Et puis il y a les ratés et les embrouilles. Comme la traversée de la rade, qui nourrit la politique genevoise et les urnes depuis des décennies sans résultat manifeste. Si les deux dossiers ne sont pas comparables, ils tournent autour du même objet. Ou, dans un autre registre, l’échec cuisant du Geneva Lake Festival, obligé de rétrécir après un déficit record. Si le maire refuse de voir un lien quelconque entre ce concours d’aménagement et les Fêtes de Genève, le citoyen, lui, en fera probablement un: la Rade, adulée ou honnie, a souvent aiguisé les conflits et épuisé bien des volontés.

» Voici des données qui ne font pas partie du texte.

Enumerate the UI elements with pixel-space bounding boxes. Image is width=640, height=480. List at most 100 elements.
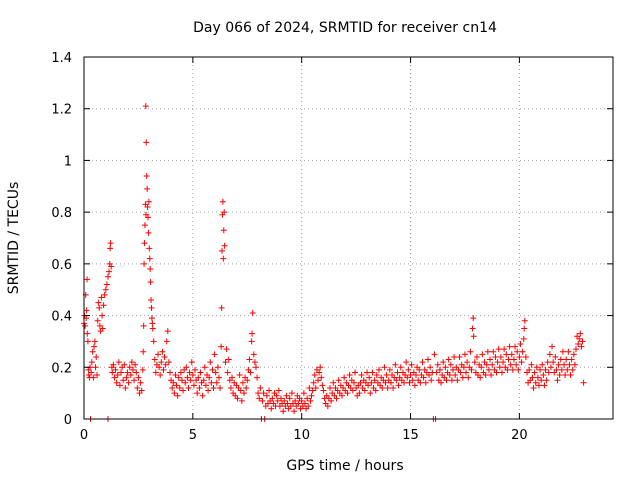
data-point (110, 361, 117, 368)
data-point (520, 335, 527, 342)
data-point (113, 379, 120, 386)
data-point (241, 390, 248, 397)
data-point (102, 286, 109, 293)
data-point (434, 361, 441, 368)
data-point (306, 384, 313, 391)
data-point (482, 372, 489, 379)
data-point (537, 366, 544, 373)
data-point (563, 356, 570, 363)
y-tick-label: 0.6 (51, 258, 72, 273)
data-point (514, 348, 521, 355)
data-point (382, 379, 389, 386)
data-point (268, 405, 275, 412)
data-point (83, 307, 90, 314)
data-point (132, 361, 139, 368)
data-point (146, 245, 153, 252)
data-point (433, 369, 440, 376)
data-point (452, 372, 459, 379)
data-point (144, 185, 151, 192)
data-point (292, 397, 299, 404)
data-point (255, 390, 262, 397)
data-point (372, 387, 379, 394)
y-tick-label: 1.4 (51, 51, 72, 66)
data-point (529, 374, 536, 381)
data-point (361, 387, 368, 394)
data-point (129, 366, 136, 373)
x-tick-label: 20 (511, 428, 528, 443)
data-point (144, 203, 151, 210)
data-point (494, 359, 501, 366)
data-point (200, 377, 207, 384)
data-point (533, 364, 540, 371)
data-point (283, 392, 290, 399)
data-point (504, 366, 511, 373)
data-point (489, 361, 496, 368)
data-point (395, 382, 402, 389)
data-point (335, 377, 342, 384)
data-point (91, 343, 98, 350)
x-axis-title: GPS time / hours (286, 458, 403, 474)
data-point (180, 387, 187, 394)
data-point (93, 353, 100, 360)
data-point (522, 353, 529, 360)
data-point (224, 369, 231, 376)
data-point (135, 374, 142, 381)
data-point (171, 390, 178, 397)
data-point (407, 372, 414, 379)
data-point (501, 346, 508, 353)
data-point (553, 366, 560, 373)
data-point (383, 372, 390, 379)
data-point (569, 366, 576, 373)
data-point (503, 351, 510, 358)
data-point (373, 372, 380, 379)
data-point (147, 266, 154, 273)
data-point (506, 343, 513, 350)
data-point (142, 103, 149, 110)
data-point (540, 372, 547, 379)
data-point (315, 377, 322, 384)
data-point (96, 322, 103, 329)
data-point (114, 372, 121, 379)
data-point (250, 351, 257, 358)
data-point (236, 372, 243, 379)
data-point (141, 240, 148, 247)
data-point (147, 278, 154, 285)
data-point (218, 343, 225, 350)
data-point (440, 359, 447, 366)
data-point (96, 304, 103, 311)
data-point (217, 384, 224, 391)
data-point (554, 377, 561, 384)
data-point (460, 364, 467, 371)
data-point (187, 377, 194, 384)
data-point (393, 377, 400, 384)
data-point (564, 366, 571, 373)
data-point (175, 374, 182, 381)
data-point (205, 387, 212, 394)
data-point (445, 356, 452, 363)
data-point (512, 343, 519, 350)
data-point (580, 379, 587, 386)
data-point (152, 369, 159, 376)
data-point (104, 273, 111, 280)
data-point (519, 348, 526, 355)
data-point (543, 377, 550, 384)
data-point (419, 359, 426, 366)
data-point (518, 359, 525, 366)
data-point (174, 392, 181, 399)
data-point (454, 377, 461, 384)
data-point (457, 369, 464, 376)
data-point (111, 374, 118, 381)
data-point (470, 333, 477, 340)
data-point (320, 387, 327, 394)
data-point (392, 361, 399, 368)
data-point (126, 364, 133, 371)
data-point (308, 392, 315, 399)
data-point (128, 359, 135, 366)
data-point (301, 400, 308, 407)
data-point (149, 325, 156, 332)
y-tick-label: 0.2 (51, 361, 72, 376)
data-point (365, 382, 372, 389)
data-point (492, 353, 499, 360)
data-point (497, 353, 504, 360)
data-point (542, 366, 549, 373)
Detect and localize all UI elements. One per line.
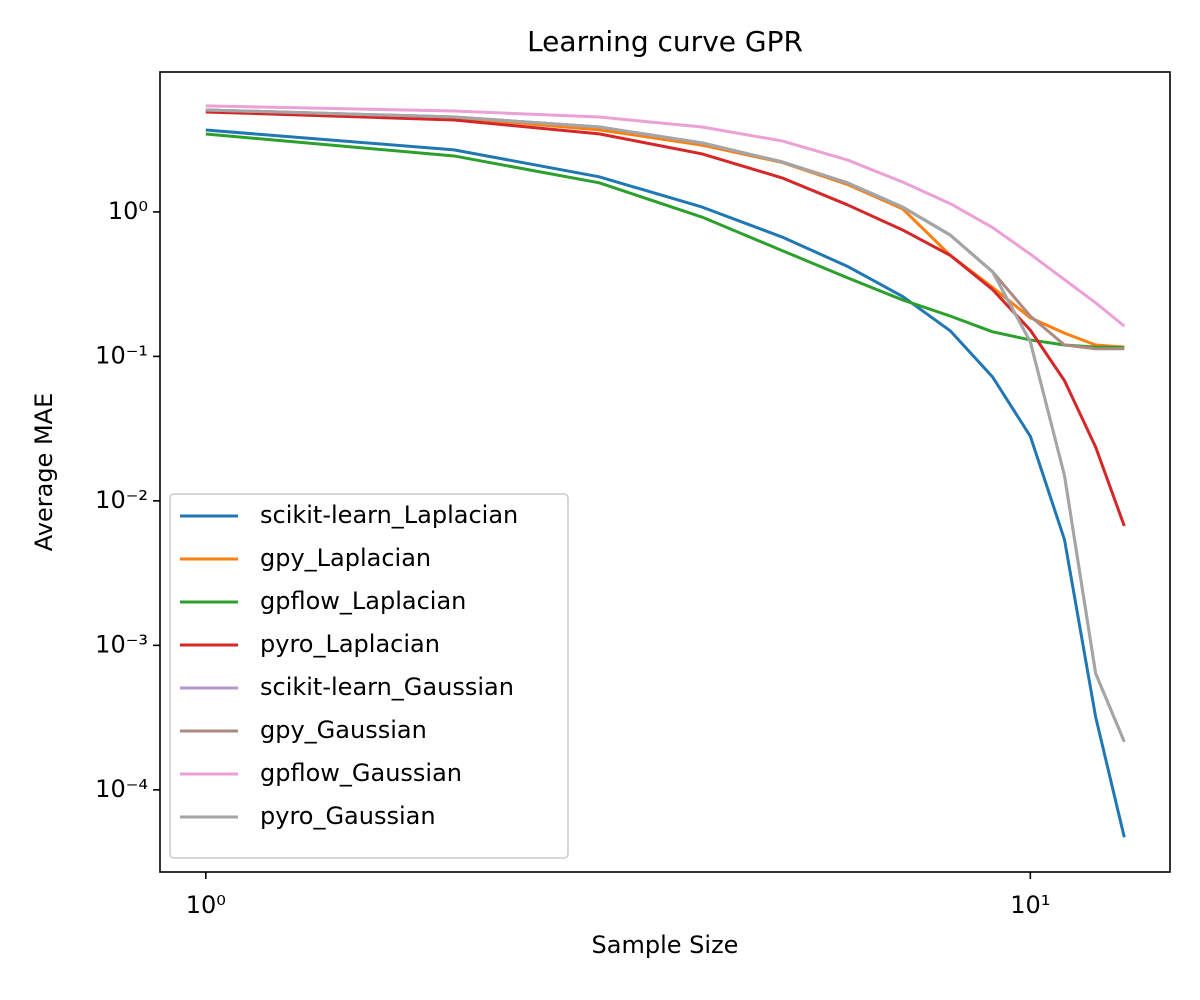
plot-lines: [205, 104, 1126, 838]
y-tick-label: 10⁻⁴: [95, 775, 148, 803]
x-axis-label: Sample Size: [592, 931, 739, 959]
legend-box: [169, 493, 569, 859]
series-line: [205, 108, 1126, 743]
y-axis-label: Average MAE: [30, 393, 58, 551]
legend-label: gpy_Gaussian: [260, 716, 427, 744]
x-tick-label: 10⁰: [186, 891, 226, 919]
legend-label: gpflow_Laplacian: [260, 587, 466, 615]
legend-label: scikit-learn_Laplacian: [260, 501, 518, 529]
legend-label: scikit-learn_Gaussian: [260, 673, 514, 701]
legend: scikit-learn_Laplacian gpy_Laplaciangpflo…: [169, 493, 569, 859]
x-tick-label: 10¹: [1010, 891, 1050, 919]
legend-label: gpy_Laplacian: [260, 544, 431, 572]
chart-title: Learning curve GPR: [527, 25, 803, 58]
y-tick-label: 10⁻³: [95, 630, 148, 658]
series-line: [205, 109, 1125, 349]
y-tick-label: 10⁻²: [95, 486, 148, 514]
series-line: [205, 110, 1126, 527]
y-tick-label: 10⁰: [108, 197, 148, 225]
plot-frame: [159, 71, 1171, 873]
legend-label: pyro_Gaussian: [260, 802, 436, 830]
series-line: [205, 128, 1126, 838]
y-tick-label: 10⁻¹: [95, 341, 148, 369]
legend-label: pyro_Laplacian: [260, 630, 440, 658]
legend-label: gpflow_Gaussian: [260, 759, 462, 787]
series-line: [205, 104, 1126, 328]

Pourtant, on se prend à rêver en regardant les images de ces esquisses lacustres. Et si, pour une fois, la voie était libre? Et si la conjonction des astres était propice à l’avènement d’un projet fédérateur, sublimant les querelles d’ego et aplanissant les difficultés financières? Après des années de torpeur, la Rade, encombrée de chantiers, de bateaux et de baraques, a besoin de clarté et de cohérence. Elle est à la fois la vitrine de Genève pour l’étranger et son âme pour le résident. Elle parle aux yeux des esthètes, aux jambes des sportifs, aux bouées des enfants, à la mémoire littéraire, de Rousseau à Guy de Pourtalès. Elle est née au XIXe siècle, et si ce siècle-là n’avait pas su construire dans l’audace, Genève serait restée un bourg sans importance. Cent ans plus tard, il est grand temps.